Henry R. Luce: A Political Portrait of the Man Who Created the American Century

For anyone who likes political gossip, intrigue and manipulation; for anyone who is interested in the history of journalism and the mass media; for any student of American foreign policy; for anyone who enjoys reading about World War II, this is a fabulous book. Herzstein a history professor at the University of South Carolina, has done a job that a team of researchers at Time would envy. His findings, deft writing style and considerable skill as a storyteller combine to produce a book that is wonderful fun if you liked Luce and hated F.D.R.

Henry Luce, born in China the son of a missionary, had a mission summed up in his famous prediction/proclamation/description of the American Century. He wanted the United States to emerge from World War II strong enough to spread Christianity and American capitalism and democracy around the world. He was a practical businessman, founder of three great magazines and the ultimate do-gooder. His dream did not come true, and by the 1950s he regretted the phrase.

As one who molded foreign policy and as a reformer he nevertheless had an impact. Herzstein points out that in 1950 the American people embraced policies, supported through the years by Time, Inc. that would have seemed outlandish to them ten years earlier, and that therefore Luce could take some pride in partisan support for a huge, permanent military establishment; for seemingly eternal alliances in Europe and Asia; for global intervention in the affairs of far-off peoples; for the dispatch of foreign aid to developing countries; and for the export of food to a myriad of hungry nations. The title is misleading. This is not a biography, nor a full-fledged portrait of Luce in politics, and Luce did not create the American Century, he just named it. The book is about the war between F.D.R. and Luce. They had titanic clashes, sometimes over trivial things, sometimes over the most fundamental policies.

Before Pearl Harbor, Luce was pushing Roosevelt to get into the war; during the war, Luce was pushing Roosevelt to do more for China. There were many other issues that divided them. In most cases, Herzstein is on Luce's side. He almost gives the impression that Luce was barely able to win the war because of F.D.R.'s interference.
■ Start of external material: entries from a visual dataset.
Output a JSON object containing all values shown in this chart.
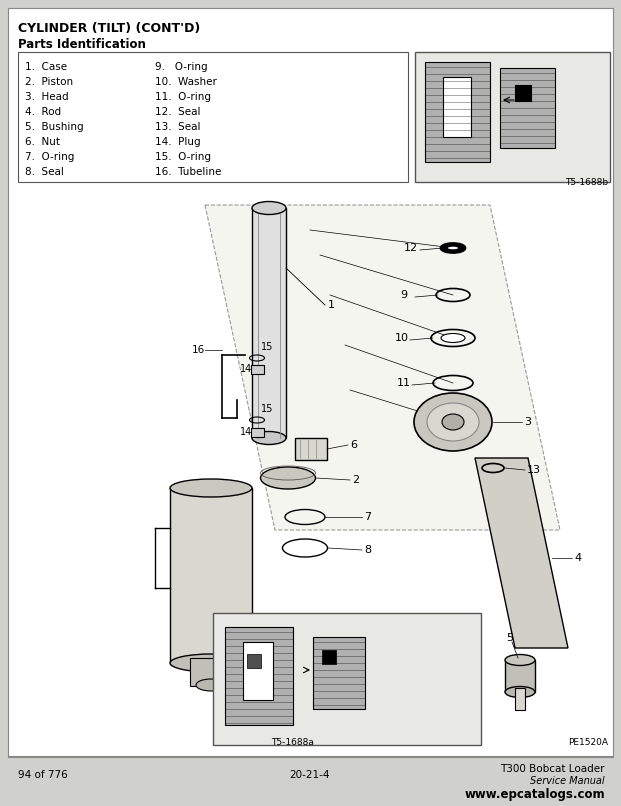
{
  "title": "CYLINDER (TILT) (CONT'D)",
  "subtitle": "Parts Identification",
  "bg_color": "#f0f0ec",
  "page_bg": "#d0d0cc",
  "parts_list_col1": [
    "1.  Case",
    "2.  Piston",
    "3.  Head",
    "4.  Rod",
    "5.  Bushing",
    "6.  Nut",
    "7.  O-ring",
    "8.  Seal"
  ],
  "parts_list_col2": [
    "9.   O-ring",
    "10.  Washer",
    "11.  O-ring",
    "12.  Seal",
    "13.  Seal",
    "14.  Plug",
    "15.  O-ring",
    "16.  Tubeline"
  ],
  "footer_left": "94 of 776",
  "footer_center": "20-21-4",
  "footer_right1": "T300 Bobcat Loader",
  "footer_right2": "Service Manual",
  "footer_url": "www.epcatalogs.com",
  "label_ts1688b": "T5-1688b",
  "label_ts1688a": "T5-1688a",
  "label_pe1520a": "PE1520A"
}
Then he catches himself and reminds the reader that while Time, Life and Fortune obviously played a major role in the formation of public opinion, they were hardly running the country.

Herzstein goes into great detail about F.D.R.s refusal to allow Luce to go to China during the war. F.D.R.'s motives were petty but the consequences, Herzstein speculates, were massive. Because reporter Theodore White did not have the chance to show Luce around Chiang's China so that he could see the rot and corruption for himself, Luce remained wedded to Chiang as China's only hope. Because of Luce's misperception of Chiang, he clung to policies toward China that were inappropriate to the situation and culminated in disaster. For Luce there could be no American Century without a free China. Indeed, Herzstein notes that Luce's commitments, in order of importance to him, were Christianity, the American mission to the world, China, journalism and the Republican Party.